The drama and plot are sometimes contrived

The Neutral

This may be a plus or a minus depending on your taste in literature. Tristia, the country that is the setting for the novel, is a crapsack world. Although they don't literally say "crapsack" the characters frequently remark on how messed up and rotten their world is and has been. The murdered monarch's rule being a momentary bright spot in what appears to be a very dark age. If you like crapsack worlds, well it has that. And if you don't, it seems that the big cause for the characters is to try to fix their crapsack world. One nice thing is that while there is hope that they will succeed, it isn't certain nor is it clear exactly how they will succeed. Though I am betting on seeing some forethought by the murdered monarch.

I found this in my local library and I checked out both it and the sequel, Knight's Shadow. I'm a little over a third of the way through Knight's Shadow so despite my complaints the first book was good enough to finish and good enough to get me to start the even longer sequel.


I give it 2 out of 4 stars.


  1. In TV shows they often make it so that you work out who the murderer is *just* before the detective does, thus giving you a feeling of superiority without making you bored as you watch the detective fail to spot the obvious. Mind you, in one episode of Sherlock I spotted that the Taxi driver was the villain without them speaking purely on the basis that he always plays baddies! With Broadchurch before the last episode the entire country was debating who was the killer, and I declared who it was (not giving my reasons) and my wife scoffed at the suggestion. I was, of course, correct. When asked how I knew I simply replied that they were the most unlikely person in the entire show to be the murderer, we had no reason whatsoever to suspect them, and therefore it must be them.

    Ruth Rendell when writing as Barbara Vine always makes the stories about *why* the crime was committed, not who, and often making you disturbingly sympathetic to their reasons. In King Solomon’s Carpet she did a very neat trick where you read something in one part of the novel, which seems entirely self-contained and of little relevance to the rest of the novel, and then later on you find something out about the would-be-bomber which (if you’re paying attention) connects you back to that earlier event and tells you why they’re doing it, and in that one throwaway line it hits you and you know why they’re doing it.

  2. Spotting the baddie by spotting the actor isn't really genre savvy, I guess it's media savvy. Casting directors do seem to love their types. I've been watching old episodes of the TV show Supernatural lately and its interesting how similar the female guest stars all look. I think that range of looks is one thing British TV often does better than American TV.
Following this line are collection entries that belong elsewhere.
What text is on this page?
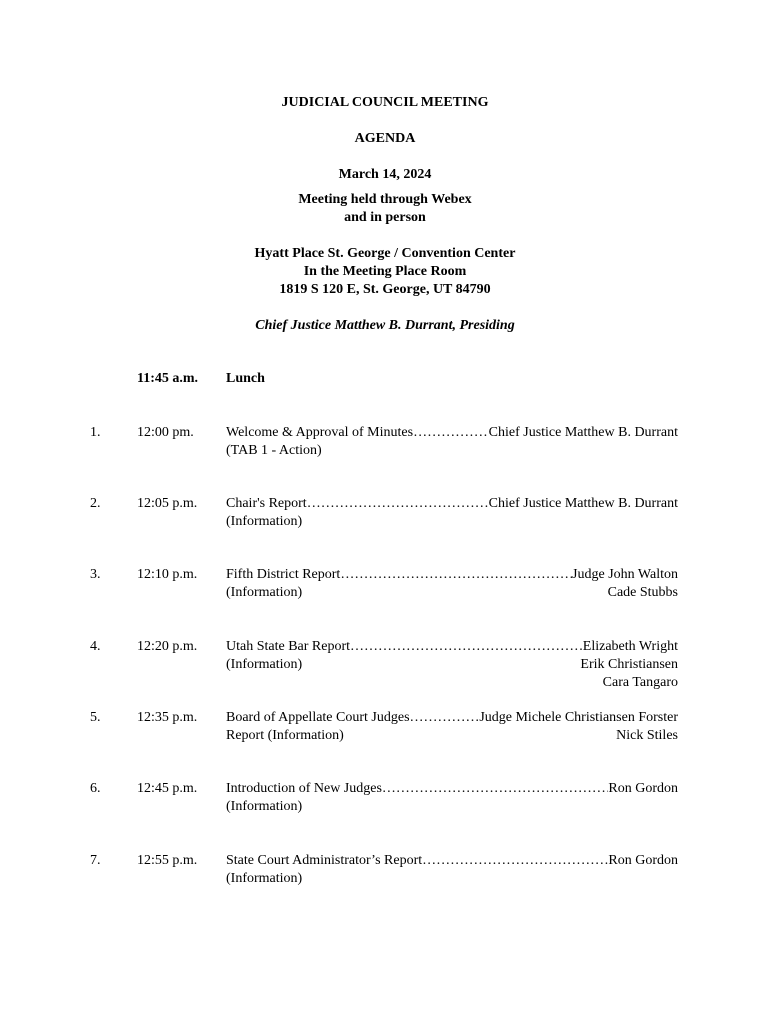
JUDICIAL COUNCIL MEETING
AGENDA
March 14, 2024
Meeting held through Webex
and in person
Hyatt Place St. George / Convention Center
In the Meeting Place Room
1819 S 120 E, St. George, UT 84790
Chief Justice Matthew B. Durrant, Presiding
11:45 a.m. Lunch
1.	12:00 pm. Welcome & Approval of Minutes ……………………………………………………………………………………………………………………………………	Chief Justice Matthew B. Durrant
(TAB 1 - Action)
2.	12:05 p.m. Chair's Report ……………………………………………………………………………………………………………………………………	Chief Justice Matthew B. Durrant
(Information)
3.	12:10 p.m. Fifth District Report ……………………………………………………………………………………………………………………………………	Judge John Walton
(Information)	Cade Stubbs
4.	12:20 p.m. Utah State Bar Report ……………………………………………………………………………………………………………………………………	Elizabeth Wright
(Information)	Erik Christiansen
Cara Tangaro
5.	12:35 p.m. Board of Appellate Court Judges ……………………………………………………………………………………………………………………………………	Judge Michele Christiansen Forster
Report (Information)	Nick Stiles
6.	12:45 p.m. Introduction of New Judges ……………………………………………………………………………………………………………………………………	Ron Gordon
(Information)
7.	12:55 p.m. State Court Administrator’s Report ……………………………………………………………………………………………………………………………………	Ron Gordon
(Information)
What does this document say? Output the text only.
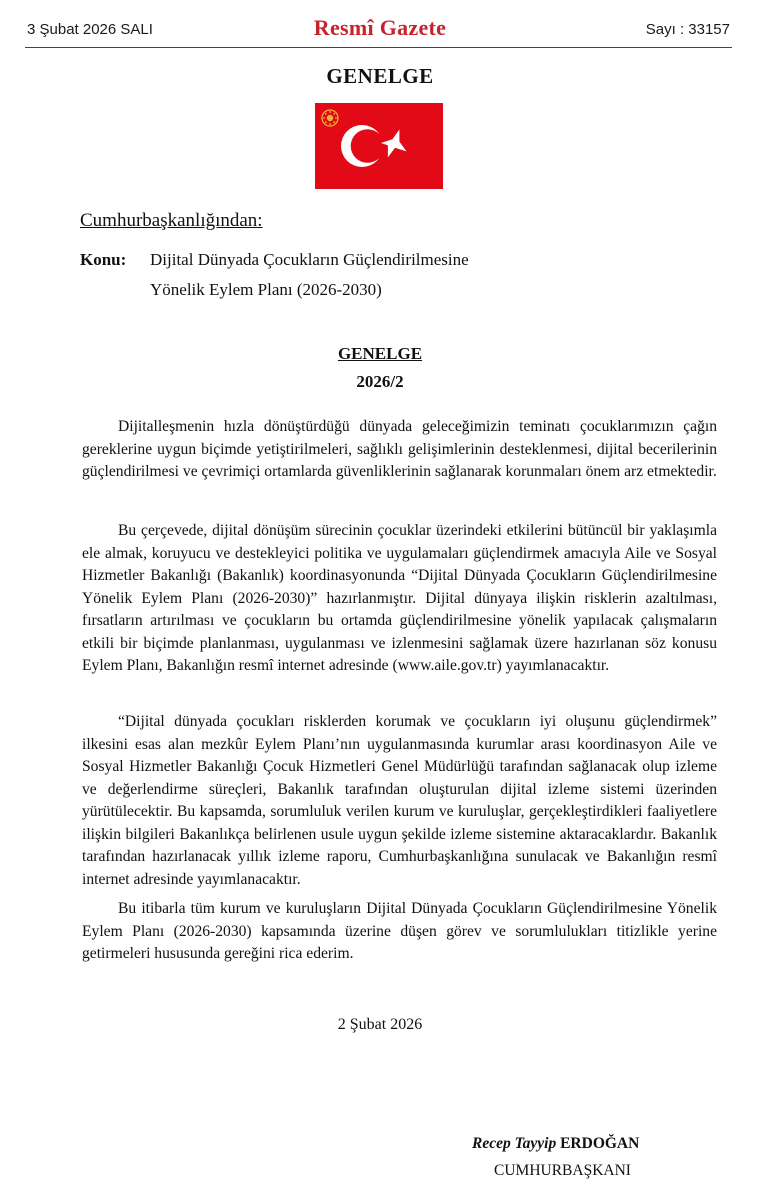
3 Şubat 2026 SALI	Resmî Gazete	Sayı : 33157
GENELGE
Cumhurbaşkanlığından:
Konu:	Dijital Dünyada Çocukların Güçlendirilmesine
Yönelik Eylem Planı (2026-2030)
GENELGE
2026/2

Dijitalleşmenin hızla dönüştürdüğü dünyada geleceğimizin teminatı çocuklarımızın çağın gereklerine uygun biçimde yetiştirilmeleri, sağlıklı gelişimlerinin desteklenmesi, dijital becerilerinin güçlendirilmesi ve çevrimiçi ortamlarda güvenliklerinin sağlanarak korunmaları önem arz etmektedir.

Bu çerçevede, dijital dönüşüm sürecinin çocuklar üzerindeki etkilerini bütüncül bir yaklaşımla ele almak, koruyucu ve destekleyici politika ve uygulamaları güçlendirmek amacıyla Aile ve Sosyal Hizmetler Bakanlığı (Bakanlık) koordinasyonunda “Dijital Dünyada Çocukların Güçlendirilmesine Yönelik Eylem Planı (2026-2030)” hazırlanmıştır. Dijital dünyaya ilişkin risklerin azaltılması, fırsatların artırılması ve çocukların bu ortamda güçlendirilmesine yönelik yapılacak çalışmaların etkili bir biçimde planlanması, uygulanması ve izlenmesini sağlamak üzere hazırlanan söz konusu Eylem Planı, Bakanlığın resmî internet adresinde (www.aile.gov.tr) yayımlanacaktır.

“Dijital dünyada çocukları risklerden korumak ve çocukların iyi oluşunu güçlendirmek” ilkesini esas alan mezkûr Eylem Planı’nın uygulanmasında kurumlar arası koordinasyon Aile ve Sosyal Hizmetler Bakanlığı Çocuk Hizmetleri Genel Müdürlüğü tarafından sağlanacak olup izleme ve değerlendirme süreçleri, Bakanlık tarafından oluşturulan dijital izleme sistemi üzerinden yürütülecektir. Bu kapsamda, sorumluluk verilen kurum ve kuruluşlar, gerçekleştirdikleri faaliyetlere ilişkin bilgileri Bakanlıkça belirlenen usule uygun şekilde izleme sistemine aktaracaklardır. Bakanlık tarafından hazırlanacak yıllık izleme raporu, Cumhurbaşkanlığına sunulacak ve Bakanlığın resmî internet adresinde yayımlanacaktır.

Bu itibarla tüm kurum ve kuruluşların Dijital Dünyada Çocukların Güçlendirilmesine Yönelik Eylem Planı (2026-2030) kapsamında üzerine düşen görev ve sorumlulukları titizlikle yerine getirmeleri hususunda gereğini rica ederim.

2 Şubat 2026
Recep Tayyip ERDOĞAN
CUMHURBAŞKANI
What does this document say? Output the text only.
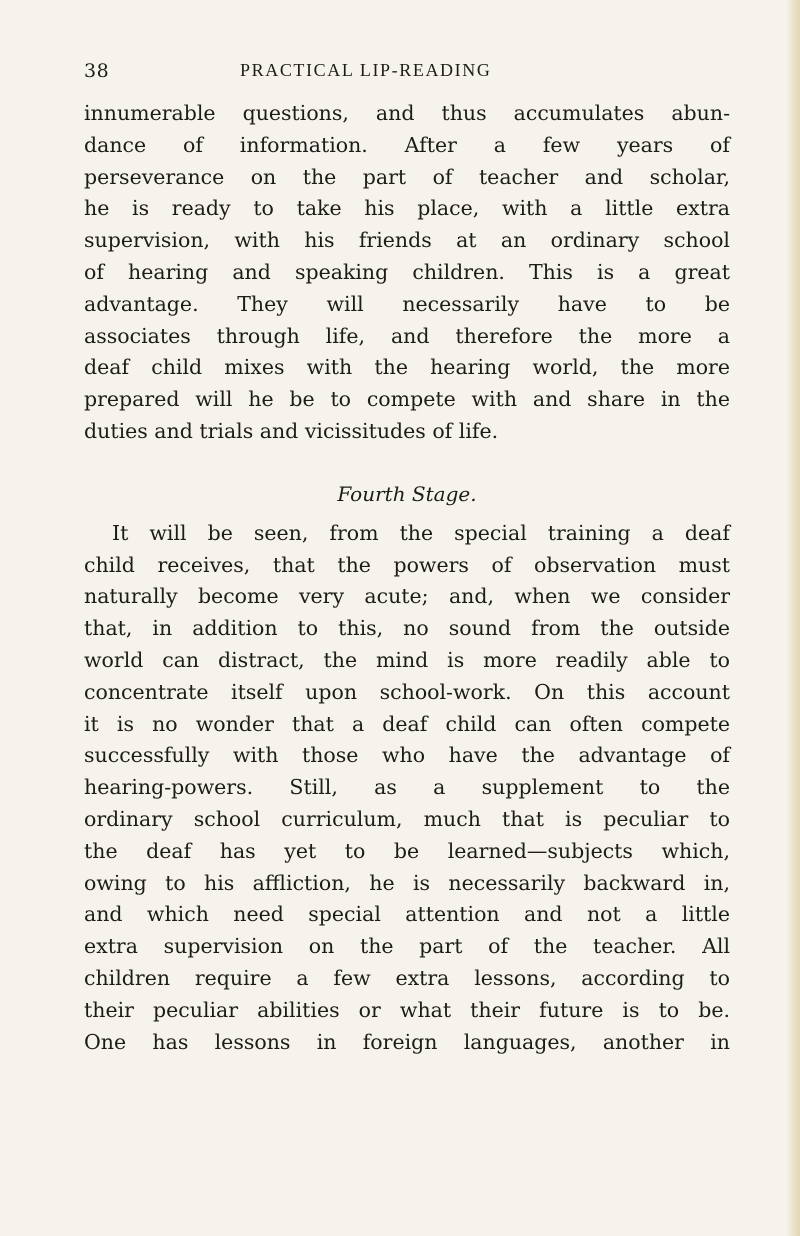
38	PRACTICAL LIP-READING
innumerable questions, and thus accumulates abun-
dance of information. After a few years of
perseverance on the part of teacher and scholar,
he is ready to take his place, with a little extra
supervision, with his friends at an ordinary school
of hearing and speaking children. This is a great
advantage. They will necessarily have to be
associates through life, and therefore the more a
deaf child mixes with the hearing world, the more
prepared will he be to compete with and share in the
duties and trials and vicissitudes of life.
Fourth Stage.
It will be seen, from the special training a deaf
child receives, that the powers of observation must
naturally become very acute; and, when we consider
that, in addition to this, no sound from the outside
world can distract, the mind is more readily able to
concentrate itself upon school-work. On this account
it is no wonder that a deaf child can often compete
successfully with those who have the advantage of
hearing-powers. Still, as a supplement to the
ordinary school curriculum, much that is peculiar to
the deaf has yet to be learned—subjects which,
owing to his affliction, he is necessarily backward in,
and which need special attention and not a little
extra supervision on the part of the teacher. All
children require a few extra lessons, according to
their peculiar abilities or what their future is to be.
One has lessons in foreign languages, another in
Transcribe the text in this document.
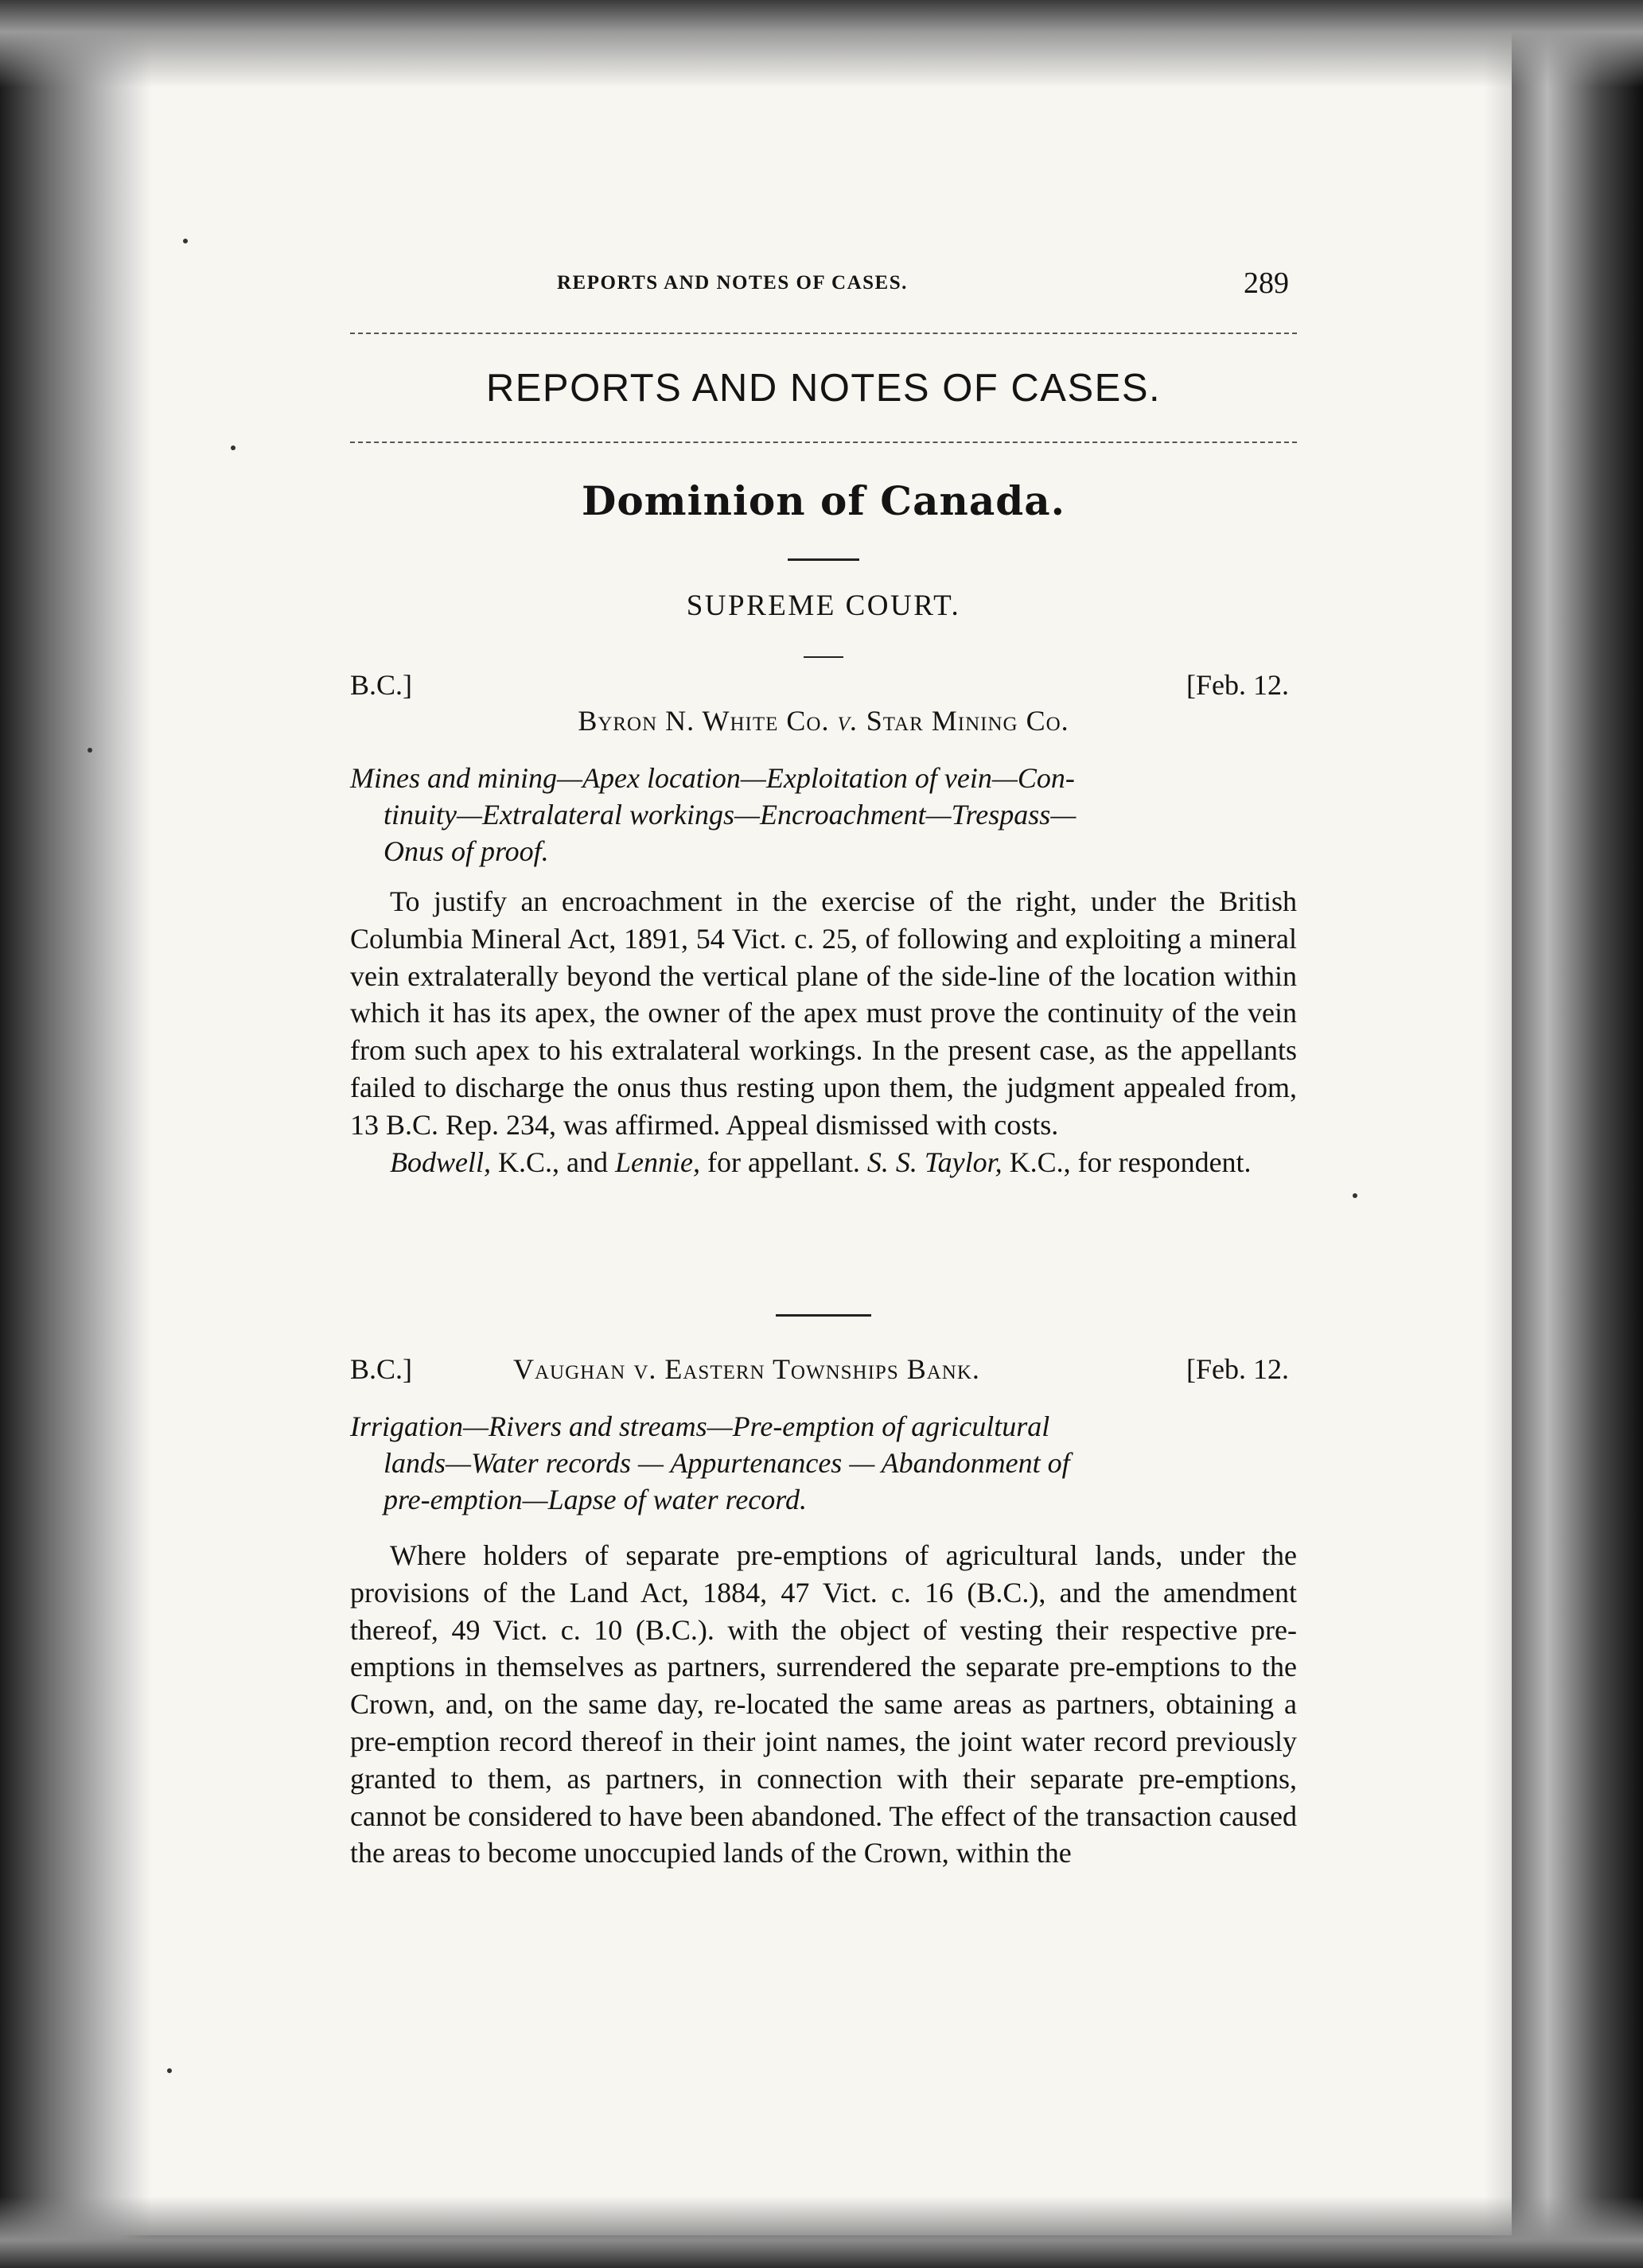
REPORTS AND NOTES OF CASES.	289
REPORTS AND NOTES OF CASES.
Dominion of Canada.
SUPREME COURT.
B.C.]	[Feb. 12.
Byron N. White Co. v. Star Mining Co.
Mines and mining—Apex location—Exploitation of vein—Con-
tinuity—Extralateral workings—Encroachment—Trespass—
Onus of proof.

To justify an encroachment in the exercise of the right, under the British Columbia Mineral Act, 1891, 54 Vict. c. 25, of following and exploiting a mineral vein extralaterally beyond the vertical plane of the side-line of the location within which it has its apex, the owner of the apex must prove the continuity of the vein from such apex to his extralateral workings. In the present case, as the appellants failed to discharge the onus thus resting upon them, the judgment appealed from, 13 B.C. Rep. 234, was affirmed. Appeal dismissed with costs.

Bodwell, K.C., and Lennie, for appellant. S. S. Taylor, K.C., for respondent.

B.C.]	Vaughan v. Eastern Townships Bank.	[Feb. 12.
Irrigation—Rivers and streams—Pre-emption of agricultural
lands—Water records — Appurtenances — Abandonment of
pre-emption—Lapse of water record.

Where holders of separate pre-emptions of agricultural lands, under the provisions of the Land Act, 1884, 47 Vict. c. 16 (B.C.), and the amendment thereof, 49 Vict. c. 10 (B.C.). with the object of vesting their respective pre-emptions in themselves as partners, surrendered the separate pre-emptions to the Crown, and, on the same day, re-located the same areas as partners, obtaining a pre-emption record thereof in their joint names, the joint water record previously granted to them, as partners, in connection with their separate pre-emptions, cannot be considered to have been abandoned. The effect of the transaction caused the areas to become unoccupied lands of the Crown, within the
    I've never read anything by Ruth Rendel/Barbara Vine. I'll add her to my list for mystery writers. Which books would you recommend in addition to King Solomon's Carpet? And what's the best of her books to start with?

  3. King Solomon's Carpet was my favourite. The Crocodile Bird and No Night Is Too Long were two other stand-out ones (though some people didn't seem to get the second of these).

  4. Bah! I found this to be much less mediocre than you, Mr. Hat. Maybe it's because of some of the long slog novels I've been reading lately, but I was much more forgiving of the novel's faults. I think Knight's Shadow was an improvement in every way. You're right, the world is a bit of a mess (geographically, especially) but no worse than a lot of what passes for good fantasy these days. Once I realized it was essentially Renaissance Italy with all its backstabbing princes turned up to 11, I forgave it for that sin.

    1. Hi Tom, thanks for responding. Disagreement is great and the "Bah!" was an excellent touch. Gaston approves.

      I finished the second book in the series Knight's Shadow. I'll post the review for that on Sunday.